Others have asserted and maintained that man derives his knowledge of the existence of Deity, and, consequently, of the supernatural, from the exercise of reason upon himself and his own powers by self-reflection. If he reflects upon the wonderful power of liberty and free-will which he possesses, on his relation to surrounding beings and things, and particularly on his imperfect, limited, and finite powers, it is argued that the antithetical proposition of infinite must of necessity be admitted. "I cannot have the idea of the finite and of imperfection without having that of perfection and of infinite. These two ideas are logically correlative."
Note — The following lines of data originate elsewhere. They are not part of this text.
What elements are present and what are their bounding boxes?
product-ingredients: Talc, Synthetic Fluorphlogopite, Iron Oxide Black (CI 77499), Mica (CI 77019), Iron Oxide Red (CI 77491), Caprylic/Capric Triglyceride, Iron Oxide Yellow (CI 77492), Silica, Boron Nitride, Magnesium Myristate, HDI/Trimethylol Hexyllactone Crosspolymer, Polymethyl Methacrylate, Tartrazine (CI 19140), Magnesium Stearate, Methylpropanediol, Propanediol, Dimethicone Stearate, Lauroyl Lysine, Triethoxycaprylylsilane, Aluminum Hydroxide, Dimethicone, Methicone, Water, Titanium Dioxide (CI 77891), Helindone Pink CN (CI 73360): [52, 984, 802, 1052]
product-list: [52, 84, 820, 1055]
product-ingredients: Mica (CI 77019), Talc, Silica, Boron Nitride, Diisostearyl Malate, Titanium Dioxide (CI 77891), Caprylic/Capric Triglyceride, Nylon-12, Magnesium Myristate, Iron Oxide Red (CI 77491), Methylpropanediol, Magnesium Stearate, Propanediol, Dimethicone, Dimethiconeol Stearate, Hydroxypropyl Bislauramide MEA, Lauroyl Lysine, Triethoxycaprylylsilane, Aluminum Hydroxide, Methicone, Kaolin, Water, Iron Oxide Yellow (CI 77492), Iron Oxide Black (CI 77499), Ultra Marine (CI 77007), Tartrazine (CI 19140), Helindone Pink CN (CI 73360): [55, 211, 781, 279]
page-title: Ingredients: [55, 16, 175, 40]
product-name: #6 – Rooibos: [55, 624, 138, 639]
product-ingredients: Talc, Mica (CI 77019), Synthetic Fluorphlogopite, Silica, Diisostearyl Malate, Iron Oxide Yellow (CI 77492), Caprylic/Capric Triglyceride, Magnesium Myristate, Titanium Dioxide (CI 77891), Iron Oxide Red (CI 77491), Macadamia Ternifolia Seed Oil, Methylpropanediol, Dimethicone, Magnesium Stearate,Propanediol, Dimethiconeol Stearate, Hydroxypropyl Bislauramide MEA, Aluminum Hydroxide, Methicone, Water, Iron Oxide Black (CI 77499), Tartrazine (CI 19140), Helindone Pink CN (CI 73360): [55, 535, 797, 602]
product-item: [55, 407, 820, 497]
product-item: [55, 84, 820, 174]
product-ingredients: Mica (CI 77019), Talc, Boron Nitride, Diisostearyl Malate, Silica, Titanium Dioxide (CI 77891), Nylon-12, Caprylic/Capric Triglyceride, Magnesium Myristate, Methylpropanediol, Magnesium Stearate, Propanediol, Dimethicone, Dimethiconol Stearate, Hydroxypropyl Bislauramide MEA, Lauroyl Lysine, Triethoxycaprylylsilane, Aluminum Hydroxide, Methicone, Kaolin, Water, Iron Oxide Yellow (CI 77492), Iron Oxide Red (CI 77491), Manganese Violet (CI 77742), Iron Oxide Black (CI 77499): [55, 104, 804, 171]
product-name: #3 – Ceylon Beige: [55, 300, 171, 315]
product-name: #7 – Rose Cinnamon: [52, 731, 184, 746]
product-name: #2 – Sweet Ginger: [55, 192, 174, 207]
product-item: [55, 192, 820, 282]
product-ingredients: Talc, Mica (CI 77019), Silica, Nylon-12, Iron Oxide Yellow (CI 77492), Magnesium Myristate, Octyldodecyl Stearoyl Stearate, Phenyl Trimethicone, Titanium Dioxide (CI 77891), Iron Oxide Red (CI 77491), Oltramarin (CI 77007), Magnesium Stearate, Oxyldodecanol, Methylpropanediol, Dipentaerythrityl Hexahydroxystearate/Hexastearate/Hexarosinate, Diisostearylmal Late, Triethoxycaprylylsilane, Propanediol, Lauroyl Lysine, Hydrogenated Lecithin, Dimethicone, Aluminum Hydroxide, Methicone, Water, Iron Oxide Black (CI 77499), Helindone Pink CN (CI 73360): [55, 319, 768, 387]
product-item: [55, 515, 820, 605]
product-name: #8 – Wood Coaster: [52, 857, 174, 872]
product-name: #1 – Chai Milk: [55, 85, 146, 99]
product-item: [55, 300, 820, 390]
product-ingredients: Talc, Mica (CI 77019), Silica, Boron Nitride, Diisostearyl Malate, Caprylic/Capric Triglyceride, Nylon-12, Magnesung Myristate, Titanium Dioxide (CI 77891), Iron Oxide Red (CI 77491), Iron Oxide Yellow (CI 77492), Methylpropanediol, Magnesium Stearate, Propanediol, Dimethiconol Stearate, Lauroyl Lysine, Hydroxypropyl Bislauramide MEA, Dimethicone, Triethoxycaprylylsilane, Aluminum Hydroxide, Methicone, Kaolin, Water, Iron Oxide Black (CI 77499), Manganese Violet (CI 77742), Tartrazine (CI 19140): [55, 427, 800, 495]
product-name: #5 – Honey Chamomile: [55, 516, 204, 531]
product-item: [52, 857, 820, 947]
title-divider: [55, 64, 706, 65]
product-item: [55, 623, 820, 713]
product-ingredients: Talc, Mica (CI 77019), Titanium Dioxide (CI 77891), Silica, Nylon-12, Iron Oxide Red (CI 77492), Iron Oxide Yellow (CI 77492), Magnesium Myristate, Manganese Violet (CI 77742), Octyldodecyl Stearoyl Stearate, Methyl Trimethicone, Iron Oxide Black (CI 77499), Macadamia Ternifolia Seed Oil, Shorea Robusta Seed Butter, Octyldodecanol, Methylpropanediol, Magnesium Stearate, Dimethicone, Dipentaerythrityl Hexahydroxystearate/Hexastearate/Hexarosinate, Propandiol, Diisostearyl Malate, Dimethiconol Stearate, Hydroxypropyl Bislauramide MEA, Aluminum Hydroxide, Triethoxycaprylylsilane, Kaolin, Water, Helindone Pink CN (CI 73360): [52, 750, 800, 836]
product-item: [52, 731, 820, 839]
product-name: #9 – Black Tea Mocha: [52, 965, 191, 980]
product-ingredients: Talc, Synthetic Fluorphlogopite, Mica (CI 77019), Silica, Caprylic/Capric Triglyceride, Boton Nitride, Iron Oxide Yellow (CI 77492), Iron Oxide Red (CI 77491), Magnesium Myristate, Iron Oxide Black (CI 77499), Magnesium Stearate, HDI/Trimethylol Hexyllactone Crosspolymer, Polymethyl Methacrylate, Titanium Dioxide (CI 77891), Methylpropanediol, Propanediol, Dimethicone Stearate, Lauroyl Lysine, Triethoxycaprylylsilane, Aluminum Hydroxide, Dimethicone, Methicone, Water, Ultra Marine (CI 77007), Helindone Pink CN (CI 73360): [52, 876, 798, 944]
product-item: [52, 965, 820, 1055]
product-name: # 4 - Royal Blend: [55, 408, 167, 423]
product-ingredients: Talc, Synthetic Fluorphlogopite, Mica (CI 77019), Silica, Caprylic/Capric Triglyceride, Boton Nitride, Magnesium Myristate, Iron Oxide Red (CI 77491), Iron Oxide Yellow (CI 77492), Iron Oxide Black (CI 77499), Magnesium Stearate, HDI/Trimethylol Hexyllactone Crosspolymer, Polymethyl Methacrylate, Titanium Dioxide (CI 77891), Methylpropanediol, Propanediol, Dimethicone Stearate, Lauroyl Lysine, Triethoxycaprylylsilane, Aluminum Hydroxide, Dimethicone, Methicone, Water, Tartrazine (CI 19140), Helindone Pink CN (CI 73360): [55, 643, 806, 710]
Or if man extends his reasoning powers to the study or the contemplation "of the beauty, the order, the intelligence, the wisdom, and the perfection displayed throughout the universe; and as there must of necessity be in the cause what is witnessed in the effect, you reason from nature to its author, and from the existence of the perfection of the one you conclude the existence and perfection of the other."
But many theologists maintain that the knowledge of a Deity, and of the existence of supernatural beings, is derived solely from revelation; and stern and prolonged have been the struggles in this country between the upholders of the rival tenets.
That no idea of a Deity, such as that which the Christian entertains, is to be found among the vague and undefined notions of supernatural power which are contained in the mythologies of pagan nations; that even the conceptions of Plato are to be summed up in the phrase "the unknown God;" and that the perfect idea of the Godhead is to be derived solely from Scripture, can be satisfactorily shown. But the conclusion sought to be established from this, that all our ideas of the supernatural are derived from this source, does not necessarily follow.
The postulate that man can derive a knowledge of the supernatural from the exercise of his mental powers alone, cannot either be affirmed or denied, but it is not improbable.
Perhaps the nearest approach to correctness which we are as yet capable of on this subject is as follows:-
After the creation of man, God revealed himself. The perfect knowledge of the Deity thus obtained, was perpetuated by a fragment of the human race, notwithstanding the baneful effects of the fall; and at the epoch of the deluge, the solitary family which escaped that mighty cataclysm, formed a centre from which anew the attributes and powers of the Godhead were made known in all their truth and purity. But again sin prevailed, and with the exception of one race, who alone treasured the true knowledge of the Deity, mankind lost by degrees the pure faith of their fathers; and as they receded from the light, the idea of the Godhead became obscured, and in the progress of time well nigh lost, and the vague and imperfect ideas of a supernatural Power derived from tradition, prompted to a terror and awe of some invisible yet mighty influence, unknown and inexplicable, but which was manifested to man in the more striking objects and the incomprehensible phenomena of nature, which were regarded and worshipped as the seats of this unknown Power, forming the substratum of those wonderful systems of mythology which have characterised successive eras and races.
"Once," writes Plato, referring to the earlier traditions of the Greeks, "one God governed the universe; but a great and extraordinary change taking place in the nature of men and things, infinitely for the worse (for originally there was perfect virtue and perfect happiness on earth), the command then devolved on Jupiter, with many inferior deities to preside over different departments under him."